Bayesian data analysis

Bayesian data analysis is Bayesian inference applied to scientific data analysis. For each possible explanation of the sample, count all the ways the sample could have happened and explanations with more ways to produce the sample are more plausible.

No guarantees except logical. Probability theory is a method of logically deducing the implications of data under the assumptions that you must choose.

Workflow

  1. Define generative model of the sample
  2. Define a specific estimand
  3. Design a statistical way to produce estimand
  4. Test the statistical method using the generative model
  5. Analyse the sample, summarize

Globe tossing model

Estimand: proportion of globe covered in water

Given N samples, how should we use the sample? Produce a summary of the sample? Represent uncertainty?

First, think about how sample is produced and how variables influence on another.

  • p = proportion of water
  • W = land observations
  • W = water observations
  • N = number of tosses
Note

Variables can be things you observed or things you want to estimate

N influences W and L: if you were to intervene on N (eg. increase the number of observations), it would change W and L.

To make the DAG generative, we need to define these relationships as a function.

\(W, L = f (P, N)\)

What is the function?

W L W W
4 L 0 x 4 x 0 0 x 0 0
3 L 1 W 1 x 3 x 1 3 x 1 3
2 L 2 W 2 x 2 x 2 8 x 2 16
1 L 3 W 3 x 1 x 3 9 x 3 27
4 W 4 x 0 x 4 0 x 4 0

Given the table and our scientific understanding, the function is:

\(W, L = (4p) ^ {W} * (4-4p) ^ {L}\)

Generative simulation

Simulate a data set with known parameters, then test if your statistical estimator returns these known parameters.

Repeat with different sampling designs, with extreme simulations (eg. all W or all L).

Bayesian inference

  • No minimum sample size
  • The shape of the posterior distribution embodies the sample size
  • No point estimate. The distribution is the estimate, always use the entire distribution.
  • No one true interval. Nothing happens at the boundary.

Posterior predictive simulations

Use samples from the entire posterior distribution to determine implications of the model.

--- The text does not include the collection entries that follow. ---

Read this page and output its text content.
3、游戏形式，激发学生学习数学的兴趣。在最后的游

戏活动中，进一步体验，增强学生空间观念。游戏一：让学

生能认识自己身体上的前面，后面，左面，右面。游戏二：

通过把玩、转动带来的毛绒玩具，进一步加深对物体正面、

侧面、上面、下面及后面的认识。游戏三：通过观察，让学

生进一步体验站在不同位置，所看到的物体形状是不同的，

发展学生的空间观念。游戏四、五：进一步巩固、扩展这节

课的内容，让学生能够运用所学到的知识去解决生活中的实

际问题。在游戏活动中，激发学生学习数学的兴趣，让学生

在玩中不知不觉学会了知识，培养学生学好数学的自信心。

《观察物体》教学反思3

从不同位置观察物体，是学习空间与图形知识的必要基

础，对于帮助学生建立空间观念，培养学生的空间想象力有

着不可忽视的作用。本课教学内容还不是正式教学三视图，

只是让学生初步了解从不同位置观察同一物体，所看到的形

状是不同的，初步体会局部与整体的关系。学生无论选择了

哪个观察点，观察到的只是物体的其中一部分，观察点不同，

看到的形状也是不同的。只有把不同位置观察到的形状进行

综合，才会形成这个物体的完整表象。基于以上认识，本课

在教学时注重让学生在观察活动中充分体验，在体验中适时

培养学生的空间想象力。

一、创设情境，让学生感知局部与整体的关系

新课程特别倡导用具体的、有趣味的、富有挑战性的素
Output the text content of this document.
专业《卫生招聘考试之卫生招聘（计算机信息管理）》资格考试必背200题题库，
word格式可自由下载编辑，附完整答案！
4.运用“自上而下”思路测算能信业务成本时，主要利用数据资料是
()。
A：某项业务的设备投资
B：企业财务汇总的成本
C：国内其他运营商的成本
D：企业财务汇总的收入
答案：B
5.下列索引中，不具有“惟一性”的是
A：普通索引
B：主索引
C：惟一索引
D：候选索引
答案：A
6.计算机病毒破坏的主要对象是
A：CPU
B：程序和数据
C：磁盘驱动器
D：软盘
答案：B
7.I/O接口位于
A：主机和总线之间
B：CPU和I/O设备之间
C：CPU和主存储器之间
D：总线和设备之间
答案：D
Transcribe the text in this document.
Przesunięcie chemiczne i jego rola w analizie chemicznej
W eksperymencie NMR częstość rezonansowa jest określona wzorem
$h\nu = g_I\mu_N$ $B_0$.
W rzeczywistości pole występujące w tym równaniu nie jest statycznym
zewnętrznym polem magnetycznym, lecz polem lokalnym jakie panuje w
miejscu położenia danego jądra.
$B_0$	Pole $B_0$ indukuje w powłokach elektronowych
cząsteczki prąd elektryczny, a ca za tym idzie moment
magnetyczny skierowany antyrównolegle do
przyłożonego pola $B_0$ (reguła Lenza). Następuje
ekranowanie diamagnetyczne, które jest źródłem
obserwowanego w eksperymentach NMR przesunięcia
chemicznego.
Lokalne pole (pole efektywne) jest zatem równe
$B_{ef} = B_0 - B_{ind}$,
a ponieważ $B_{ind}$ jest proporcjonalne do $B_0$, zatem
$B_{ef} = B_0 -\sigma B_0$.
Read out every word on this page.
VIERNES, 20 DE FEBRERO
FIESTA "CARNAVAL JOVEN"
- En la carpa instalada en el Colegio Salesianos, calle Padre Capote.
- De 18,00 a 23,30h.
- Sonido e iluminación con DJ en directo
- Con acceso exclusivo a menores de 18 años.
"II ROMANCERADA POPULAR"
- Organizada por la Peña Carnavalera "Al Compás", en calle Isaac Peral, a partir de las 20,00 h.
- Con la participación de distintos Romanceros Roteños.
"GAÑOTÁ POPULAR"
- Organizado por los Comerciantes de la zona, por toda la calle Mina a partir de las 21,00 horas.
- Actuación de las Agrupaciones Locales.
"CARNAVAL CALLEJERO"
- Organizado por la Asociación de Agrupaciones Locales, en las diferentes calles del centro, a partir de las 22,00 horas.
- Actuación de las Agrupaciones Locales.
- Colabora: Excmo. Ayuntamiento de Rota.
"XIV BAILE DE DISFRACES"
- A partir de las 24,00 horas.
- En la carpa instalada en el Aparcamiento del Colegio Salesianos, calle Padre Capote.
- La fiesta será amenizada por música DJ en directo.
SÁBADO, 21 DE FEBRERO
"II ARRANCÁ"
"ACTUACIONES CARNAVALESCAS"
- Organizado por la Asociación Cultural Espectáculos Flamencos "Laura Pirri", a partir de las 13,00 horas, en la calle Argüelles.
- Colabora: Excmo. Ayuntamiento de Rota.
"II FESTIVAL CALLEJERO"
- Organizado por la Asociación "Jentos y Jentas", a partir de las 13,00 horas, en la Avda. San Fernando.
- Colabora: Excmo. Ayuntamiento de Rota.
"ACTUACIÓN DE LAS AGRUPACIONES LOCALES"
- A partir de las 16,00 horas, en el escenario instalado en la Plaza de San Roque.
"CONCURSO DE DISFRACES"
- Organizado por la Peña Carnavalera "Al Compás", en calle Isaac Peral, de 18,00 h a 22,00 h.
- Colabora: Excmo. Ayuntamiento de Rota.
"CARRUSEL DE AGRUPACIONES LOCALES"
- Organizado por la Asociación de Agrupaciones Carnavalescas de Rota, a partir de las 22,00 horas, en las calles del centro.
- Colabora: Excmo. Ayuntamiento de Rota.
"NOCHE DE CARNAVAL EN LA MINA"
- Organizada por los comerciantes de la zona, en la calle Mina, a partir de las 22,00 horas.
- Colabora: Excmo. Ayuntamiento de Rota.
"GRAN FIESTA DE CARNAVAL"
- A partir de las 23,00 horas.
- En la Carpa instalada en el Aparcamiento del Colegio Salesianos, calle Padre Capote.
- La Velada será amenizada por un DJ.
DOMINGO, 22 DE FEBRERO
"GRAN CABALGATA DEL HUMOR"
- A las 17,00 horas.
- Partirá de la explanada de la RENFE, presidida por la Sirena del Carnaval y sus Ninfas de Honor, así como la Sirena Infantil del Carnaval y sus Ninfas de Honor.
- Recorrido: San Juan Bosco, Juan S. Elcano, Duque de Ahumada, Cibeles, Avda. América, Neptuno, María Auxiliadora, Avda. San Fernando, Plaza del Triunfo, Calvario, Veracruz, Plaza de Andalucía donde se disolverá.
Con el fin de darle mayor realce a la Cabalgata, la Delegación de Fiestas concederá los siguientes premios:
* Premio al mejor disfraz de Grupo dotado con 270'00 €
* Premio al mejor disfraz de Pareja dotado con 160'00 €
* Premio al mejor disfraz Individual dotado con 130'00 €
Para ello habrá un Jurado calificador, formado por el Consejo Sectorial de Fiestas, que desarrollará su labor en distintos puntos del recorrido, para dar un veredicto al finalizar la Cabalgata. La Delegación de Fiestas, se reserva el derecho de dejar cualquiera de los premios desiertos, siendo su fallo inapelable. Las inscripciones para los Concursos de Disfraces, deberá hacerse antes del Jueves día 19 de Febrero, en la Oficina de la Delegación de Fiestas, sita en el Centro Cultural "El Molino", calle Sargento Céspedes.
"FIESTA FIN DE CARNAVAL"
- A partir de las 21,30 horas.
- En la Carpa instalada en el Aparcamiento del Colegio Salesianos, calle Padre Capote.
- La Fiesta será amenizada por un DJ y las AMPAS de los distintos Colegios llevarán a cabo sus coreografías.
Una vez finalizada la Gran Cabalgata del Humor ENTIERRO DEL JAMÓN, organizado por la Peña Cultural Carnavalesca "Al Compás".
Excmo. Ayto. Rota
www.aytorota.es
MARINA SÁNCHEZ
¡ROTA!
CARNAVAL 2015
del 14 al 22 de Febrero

Uncertainty -> causal model -> implications

Types:

  • model-based forecasts
  • causal effects
  • counterfactuals
  • prior predictions

Misclassification

Consider the true number of water samples is unobserved, eg. due to measurement error. W* (W_star) is misclassified sample, influenced by the measurement process (M).

Note: this DAG is simplified to remove L since N - L = W

Next, use a simulation to determine the potential impact of misclassification.

Define a function with a new variable X, the misclassification rate, that takes a simulated sample then introduces error. The misclassification estimator returns a new formula for the posterior distribution.

If there is measurement error, better to model it than to ignore it. Samples do not need to be representative of the population in order to provide good estimates of the population. The priority is to determine in which ways (why) the sample differs from the population. Then you can modeol the sample process and the causal differences for the population.